CONGRESSO
PERDE LEGITIMIDADE PARA APROVAR REFORMAS
Por Tereza Cruvinel
Uma das consequências imediatas da
abertura de inquéritos contra os integrantes da lista de Fachin é a erosão da
legitimidade do Congresso para aprovar as reformas previdenciária e
trabalhista, que suprimem direitos e afetam duramente a vida dos trabalhadores.

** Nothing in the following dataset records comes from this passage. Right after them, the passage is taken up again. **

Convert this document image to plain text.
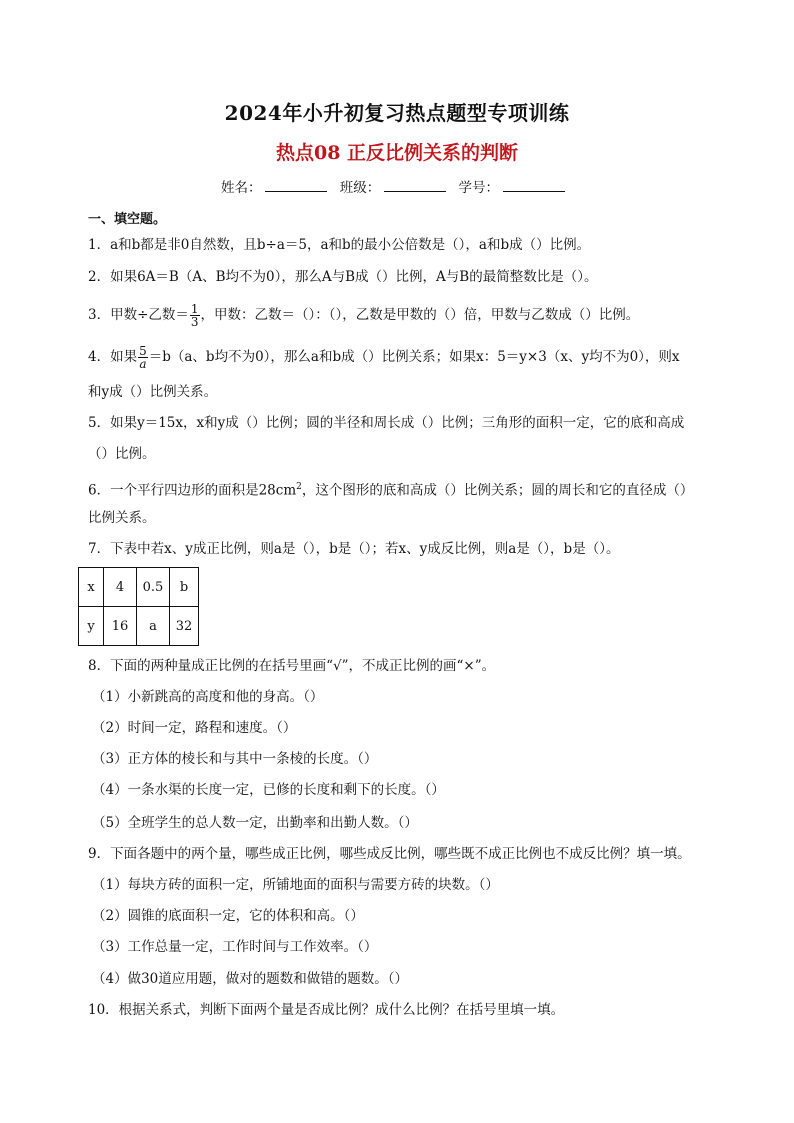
2024年小升初复习热点题型专项训练
热点08 正反比例关系的判断
姓名：	班级：	学号：
一、填空题。
1．a和b都是非0自然数，且b÷a＝5，a和b的最小公倍数是（），a和b成（）比例。
2．如果6A＝B（A、B均不为0），那么A与B成（）比例，A与B的最简整数比是（）。
3．甲数÷乙数＝ $\frac{1}{3}$ ，甲数：乙数＝（）：（），乙数是甲数的（）倍，甲数与乙数成（）比例。
4．如果 $\frac{5}{a} =b(a$、b均不为0），那么a和b成（）比例关系；如果x：5＝y×3（x、y均不为0），则x
和y成（）比例关系。
5．如果y＝15x，x和y成（）比例；圆的半径和周长成（）比例；三角形的面积一定，它的底和高成
（）比例。
6．一个平行四边形的面积是$28cm^2$，这个图形的底和高成（）比例关系；圆的周长和它的直径成（）
比例关系。
7．下表中若x、y成正比例，则a是（），b是（）；若x、y成反比例，则a是（），b是（）。
x	4	0.5	b
y	16	a	32
8．下面的两种量成正比例的在括号里画“√”，不成正比例的画“×”。
（1）小新跳高的高度和他的身高。（）
（2）时间一定，路程和速度。（）
（3）正方体的棱长和与其中一条棱的长度。（）
（4）一条水渠的长度一定，已修的长度和剩下的长度。（）
（5）全班学生的总人数一定，出勤率和出勤人数。（）
9．下面各题中的两个量，哪些成正比例，哪些成反比例，哪些既不成正比例也不成反比例？填一填。
（1）每块方砖的面积一定，所铺地面的面积与需要方砖的块数。（）
（2）圆锥的底面积一定，它的体积和高。（）
（3）工作总量一定，工作时间与工作效率。（）
（4）做30道应用题，做对的题数和做错的题数。（）
10．根据关系式，判断下面两个量是否成比例？成什么比例？在括号里填一填。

É difícil que a sociedade aceite passivamente a aprovação de tais medidas por
um Congresso que conta com 24 senadores e 42 deputados entre os 98
investigados, sendo que 65% deles integram a base governista. Entre eles, os
relatores das duas reformas (deputado Arthur Maia e deputado Rogério Marinho,
respectivamente) e os presidentes das duas Casas, Rodrigo Maia (Câmara) e
Eunício Oliveira (Senado), sem falar nos outros parlamentares que já respondem
a processos no STF.
Temer não vai demitir nenhum de seus
nove ministros arrolados e aproveitou as solenidades palacianas de hoje para
dizer que o Governo não pode parar e que Congresso deve prosseguir com as
reformas. A fuga, entretanto, foi a resposta do Congresso à divulgação da
lista. Na tarde desta quarta-feira, deputados e senadores anteciparam a pausa
da Páscoa e deixaram Brasília. As reações da sociedade às reformas
ganharam combustível com a lista de Fachin, fortalecendo o movimento pela greve
geral anti-reformas do dia 28.
Com
a revelação do imenso volume de recursos recebidos da Odebrecht por
parlamentares, soará como escárnio a aprovação, por eles, de medidas como a
aposentadoria só aos 65 anos ou as regras trabalhistas que, revogando a CLT,
instauram uma acentuadas precarização das relações trabalhistas. Fosse no
sistema parlamentarista, este Congresso seria dissolvido e novas eleições
convocadas. Inclusive para a presidência da República, visto que Temer só não
está entre os investigados porque desfruta da imunidade temporária contra atos
precedentes ao mandato.
O
melhor que este governo faria, agora, seria retirar do Congresso as duas
propostas de emenda constitucional.
Uma
reforma política é urgente, isso é pacífico. Mas nem ela desfrutará da confiança
popular se vinda do atual Congresso. Quanto mais a crise se agrava, mais se
impõe como necessária a convocação de uma nova Constituinte, ainda que
destinada somente a estabelecer novos fundamentos para o sistema político.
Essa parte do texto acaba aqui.